The Nicaraguan government is closing its Vatican embassy and has ordered the closure of the Vatican embassy in Managua. It’s not cutting diplomatic ties with the Vatican altogether, but it has considered “suspending” them over an interview in which Pope Francis referred to the Nicaraguan government as “a crude dictatorship.” Relations between the Catholic Church and Nicaraguan President Daniel Ortega are not good to say the least, and Bishop Rolando Álvarez was sentenced to 26 years in prison last month on a variety of charges including treason.
Finally, Responsible Statecraft’s Jacob Batinga suggests that the Biden administration should consider applying its new rules around arms sales to a longstanding US ally:
Over the last four decades of heavy American subsidization of Israel’s arms industry, Israel has transferred weapons to over 100 countries, including South Africa under apartheid, Serbia during the ethnic cleansing of Bosnians, and the repressive military juntas in Guatemala and El Salvador (as well as human rights-abusing non-state actors like the Contras in Nicaragua). Within the last decade, Israel continued to supply arms to Myanmar even as the military junta committed genocide against the Rohingya, and exported weapons to South Sudan “despite a near-universal arms embargo over the bloody civil war there.” Israel is currently transferring arms to human rights abusing governments such as the Philippines, Morocco, Bahrain, the United Arab Emirates, and Azerbaijan. According to a recent Haaretz report, the Israeli government has “approved every single arms deal brought to them since 2007.”

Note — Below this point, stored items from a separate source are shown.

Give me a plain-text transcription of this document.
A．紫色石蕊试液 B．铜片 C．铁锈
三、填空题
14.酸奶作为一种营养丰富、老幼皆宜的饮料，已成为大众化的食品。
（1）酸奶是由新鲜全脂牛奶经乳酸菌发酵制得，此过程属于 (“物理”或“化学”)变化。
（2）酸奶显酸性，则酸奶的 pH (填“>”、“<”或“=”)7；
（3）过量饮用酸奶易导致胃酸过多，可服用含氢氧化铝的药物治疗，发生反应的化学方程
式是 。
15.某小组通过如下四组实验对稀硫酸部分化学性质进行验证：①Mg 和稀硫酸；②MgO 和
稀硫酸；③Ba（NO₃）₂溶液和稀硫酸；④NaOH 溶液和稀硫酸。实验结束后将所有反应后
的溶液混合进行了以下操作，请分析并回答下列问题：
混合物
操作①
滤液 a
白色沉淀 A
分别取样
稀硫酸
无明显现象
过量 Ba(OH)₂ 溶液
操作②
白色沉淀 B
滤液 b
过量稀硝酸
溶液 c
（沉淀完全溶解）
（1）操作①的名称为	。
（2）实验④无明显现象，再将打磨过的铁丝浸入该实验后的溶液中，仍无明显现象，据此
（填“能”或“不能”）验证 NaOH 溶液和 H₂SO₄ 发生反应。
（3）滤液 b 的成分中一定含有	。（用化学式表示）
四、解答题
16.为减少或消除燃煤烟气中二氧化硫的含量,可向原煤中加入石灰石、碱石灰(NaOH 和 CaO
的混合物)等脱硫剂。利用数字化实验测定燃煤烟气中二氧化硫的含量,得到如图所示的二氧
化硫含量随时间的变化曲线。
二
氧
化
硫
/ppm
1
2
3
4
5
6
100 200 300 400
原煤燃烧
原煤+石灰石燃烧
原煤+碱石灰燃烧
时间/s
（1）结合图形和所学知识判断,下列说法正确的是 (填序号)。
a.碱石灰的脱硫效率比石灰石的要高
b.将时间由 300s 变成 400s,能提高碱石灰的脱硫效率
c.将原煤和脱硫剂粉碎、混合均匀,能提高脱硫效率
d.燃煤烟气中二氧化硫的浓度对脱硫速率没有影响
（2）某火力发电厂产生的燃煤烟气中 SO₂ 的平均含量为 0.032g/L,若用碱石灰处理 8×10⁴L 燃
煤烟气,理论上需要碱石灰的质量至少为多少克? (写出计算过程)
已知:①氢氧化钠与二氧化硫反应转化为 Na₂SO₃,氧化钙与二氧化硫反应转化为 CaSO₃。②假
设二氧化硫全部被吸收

So, the United States subsidizes Israel’s domestic arms industry with around $815 million annually, and Israel subsequently exports those subsidized arms — without any transparency — to governments committing grave human rights abuses, including genocide.
The Biden administration’s new arms export policy is a significant win for human rights advocates. However, the United States’ significant financial contribution to Israel’s arms industry should not be excluded from this policy. This extensive subsidization means that Israel’s domestically-produced arms are, in a very real sense, American arms as well.